2. Description of the Related Art
An exemplary phase-locked loop (PLL) (e.g., PLL 100 of FIG. 1) includes a frequency divider (e.g., frequency divider circuit 110) to divide down an output of a voltage controlled oscillator (e.g., VCO 108). For example, a divide-by-two circuit (e.g., frequency divider 200 of FIG. 2) includes a master-slave flip-flop with two D-latches in cascade and in a feedback configuration. The output of frequency divider 200 toggles after each input clock cycle, producing an output signal that toggles at a rate half of the rate of the input clock signal.
Frequency divider circuit 200 may be implemented using current mode logic (CML) blocks having a differential architecture biased by a substantially input independent tail current.

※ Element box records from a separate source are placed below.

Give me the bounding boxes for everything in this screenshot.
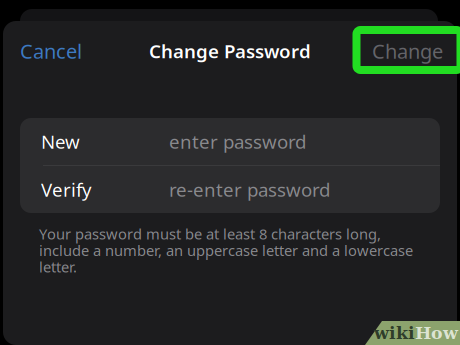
staticText: Change bbox=[372, 38, 443, 64]
staticText: wiki bbox=[374, 323, 415, 343]
staticText: Verify bbox=[41, 177, 92, 202]
staticText: Cancel bbox=[20, 38, 82, 64]
button[interactable]: Cancel bbox=[12, 31, 90, 71]
staticText: Change Password bbox=[149, 39, 311, 63]
staticText: New bbox=[41, 129, 80, 154]
staticText: How bbox=[415, 323, 458, 343]
staticText: enter password bbox=[169, 129, 306, 154]
staticText: include a number, an uppercase letter an… bbox=[39, 240, 413, 260]
button[interactable]: Change bbox=[364, 31, 451, 71]
staticText: re-enter password bbox=[169, 177, 330, 202]
staticText: Your password must be at least 8 charact… bbox=[39, 224, 381, 244]
staticText: letter. bbox=[39, 257, 77, 276]
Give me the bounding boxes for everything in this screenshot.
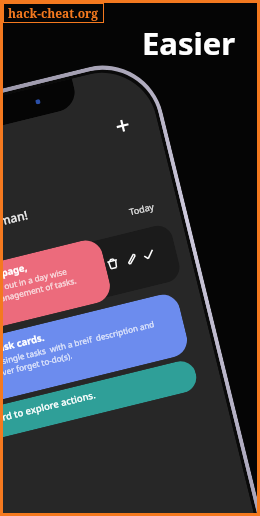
- staticText: These are task cards.: [0, 331, 46, 367]
- button[interactable]: Add task: [104, 108, 141, 144]
- staticText: Swipe card to explore actions.: [0, 388, 97, 433]
- button[interactable]: Delete: [102, 254, 122, 273]
- button[interactable]: [0, 358, 200, 455]
- staticText: Today: [128, 200, 155, 217]
- staticText: hack-cheat.org: [8, 5, 99, 21]
- button[interactable]: [0, 237, 114, 350]
- staticText: manner for easy management of tasks.: [0, 274, 78, 321]
- button[interactable]: Done: [138, 245, 158, 264]
- button[interactable]: Edit: [121, 249, 140, 268]
- button[interactable]: [0, 291, 191, 419]
- staticText: reminder to never forget to-do(s).: [0, 349, 74, 391]
- staticText: Hi Rahman!: [0, 206, 30, 238]
- staticText: They represent single tasks with a breif…: [0, 318, 156, 380]
- staticText: This is the task page,: [0, 261, 29, 297]
- staticText: Where tasks are laid out in a day wise: [0, 265, 68, 310]
- staticText: Easier: [142, 22, 236, 64]
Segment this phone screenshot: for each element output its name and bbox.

A typical CML frequency divider (e.g., frequency divider 300 of FIG. 3) couples master latch 302 to slave latch 304. During a track mode, the tail current flows through devices 308 and during a latch mode, the tail current flows through devices 310. The devices of frequency divider 300 are sized such that in operation, frequency divider 300 self-oscillates with a natural frequency of oscillation (i.e., frequency divider 300 produces an output clock having the natural frequency when an input full-rate clock has a differential signal voltage of zero). The divider natural frequency of oscillation is a function of load resistor value (RL), latch small-signal transconductance (gm) value, and gate and wire capacitance.
As the voltage of the input clock differential signal is increased, the frequency divider experiences an “injection locking effect.” Due to injection of the full-rate input signal through devices 306, the frequency divider behaves as an oscillator with its output clock frequency pulled from the natural frequency to oscillate at a half-rate frequency of the input clock. Voltage Vmin is the minimum amplitude of the full-rate input clock signal (CLK minus CLKB) for which the frequency divider maintains lock, i.e., outputs a half-rate frequency signal for a particular full-rate input clock signal. In general, Vmin increases with increases in the deviation of the frequency of the full-rate input signal from twice the value of the divider natural frequency. The greater the full-rate input signal voltage, the farther away it can pull the frequency of the output signal of the divider from the natural frequency.
As the VCO frequency of oscillation rises, parasitic capacitance and resistance may reduce signal swing at the inputs of the frequency divider. For example, the output voltage swing of VCO 108 may be less than Vmin, preventing the frequency divider circuit from locking to the half-rate signal. Accordingly, improved techniques for dividing the frequency of an input clock signal are desired.